Australian Centre for Health Services Innovation and Centre for Healthcare Transformation, School of Public Health and Social Work, Faculty of Health, Queensland University of Technology, Brisbane, QLD, Australia.
Biomedical Informatics and Digital Health, School of Medical Sciences, Faculty of Medicine and Health, The University of Sydney, Camperdown, Australia.
Implement Sci. 2023 Jul 26;18(1):32. doi: 10.1186/s13012-023-01287-y.
Successful implementation and utilization of Computerized Clinical Decision Support Systems (CDSS) in hospitals is complex and challenging. Implementation science, and in particular the Nonadoption, Abandonment, Scale-up, Spread and Sustainability (NASSS) framework, may offer a systematic approach for identifying and addressing these challenges. This review aimed to identify, categorize, and describe barriers and facilitators to CDSS implementation in hospital settings and map them to the NASSS framework. Exploring the applicability of the NASSS framework to CDSS implementation was a secondary aim.
Electronic database searches were conducted (21 July 2020; updated 5 April 2022) in Ovid MEDLINE, Embase, Scopus, PyscInfo, and CINAHL. Original research studies reporting on measured or perceived barriers and/or facilitators to implementation and adoption of CDSS in hospital settings, or attitudes of healthcare professionals towards CDSS were included. Articles with a primary focus on CDSS development were excluded. No language or date restrictions were applied. We used qualitative content analysis to identify determinants and organize them into higher-order themes, which were then reflexively mapped to the NASSS framework.
Forty-four publications were included. These comprised a range of study designs, geographic locations, participants, technology types, CDSS functions, and clinical contexts of implementation. A total of 227 individual barriers and 130 individual facilitators were identified across the included studies. The most commonly reported influences on implementation were fit of CDSS with workflows (19 studies), the usefulness of the CDSS output in practice (17 studies), CDSS technical dependencies and design (16 studies), trust of users in the CDSS input data and evidence base (15 studies), and the contextual fit of the CDSS with the user's role or clinical setting (14 studies). Most determinants could be appropriately categorized into domains of the NASSS framework with barriers and facilitators in the "Technology," "Organization," and "Adopters" domains most frequently reported. No determinants were assigned to the "Embedding and Adaptation Over Time" domain.

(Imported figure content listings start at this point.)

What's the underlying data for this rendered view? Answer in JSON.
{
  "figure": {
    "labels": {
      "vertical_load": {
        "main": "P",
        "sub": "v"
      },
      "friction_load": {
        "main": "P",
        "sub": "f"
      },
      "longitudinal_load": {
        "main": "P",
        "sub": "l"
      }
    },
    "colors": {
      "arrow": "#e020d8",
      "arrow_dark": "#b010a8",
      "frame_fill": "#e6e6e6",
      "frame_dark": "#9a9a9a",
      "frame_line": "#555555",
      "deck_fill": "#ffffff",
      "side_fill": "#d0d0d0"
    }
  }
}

This review identified the most common determinants which could be targeted for modification to either remove barriers or facilitate the adoption and use of CDSS within hospitals. Greater adoption of implementation theory should be encouraged to support CDSS implementation.
在医院中成功实施和利用计算机化临床决策支持系统(CDSS)是复杂且具有挑战性的。实施科学,特别是未采用、放弃、扩大规模、传播和可持续性(NASSS)框架,可能为识别和解决这些挑战提供系统的方法。本综述旨在确定、分类和描述医院环境中 CDSS 实施的障碍和促进因素,并将其映射到 NASSS 框架中。探索 NASSS 框架在 CDSS 实施中的适用性是次要目标。

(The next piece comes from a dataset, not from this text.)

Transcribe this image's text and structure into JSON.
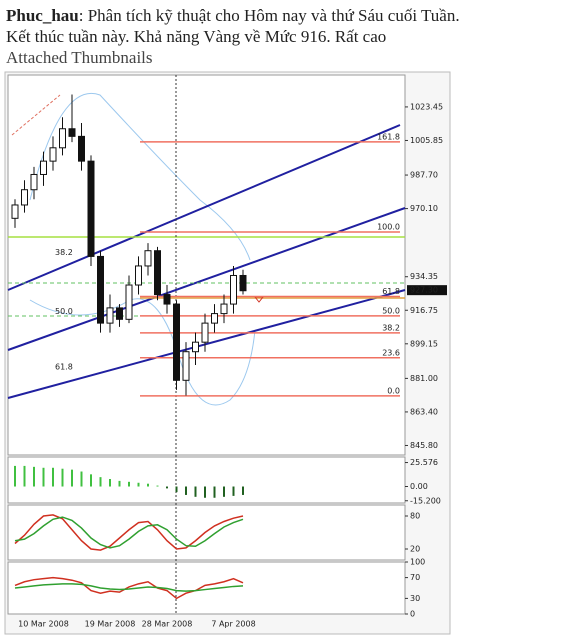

对 Ovid MEDLINE、Embase、Scopus、PyscInfo 和 CINAHL 电子数据库进行了检索(2020 年 7 月 21 日;2022 年 4 月 5 日更新)。纳入报告了医院环境中 CDSS 实施和采用的测量或感知障碍和/或促进因素,或医疗保健专业人员对 CDSS 态度的原始研究。主要关注 CDSS 开发的文章被排除在外。未应用语言或日期限制。我们使用定性内容分析来识别决定因素,并将其组织成更高阶的主题,然后将这些主题反射性地映射到 NASSS 框架中。
纳入了 44 篇文献。这些研究涵盖了各种研究设计、地理位置、参与者、技术类型、CDSS 功能以及实施的临床背景。在纳入的研究中,共确定了 227 个单独的障碍和 130 个单独的促进因素。对实施影响最大的因素包括 CDSS 与工作流程的匹配(19 项研究)、CDSS 输出在实践中的有用性(17 项研究)、CDSS 技术依赖性和设计(16 项研究)、用户对 CDSS 输入数据和证据基础的信任(15 项研究)以及 CDSS 与用户角色或临床环境的适配性(14 项研究)。大多数决定因素可以适当地归入 NASSS 框架的领域,其中“技术”、“组织”和“采用者”领域报告的障碍和促进因素最为常见。没有决定因素被分配到“随时间嵌入和适应”领域。
本综述确定了最常见的决定因素,这些因素可以作为目标进行修改,以消除障碍或促进医院内 CDSS 的采用和使用。应鼓励更多地采用实施理论,以支持 CDSS 的实施。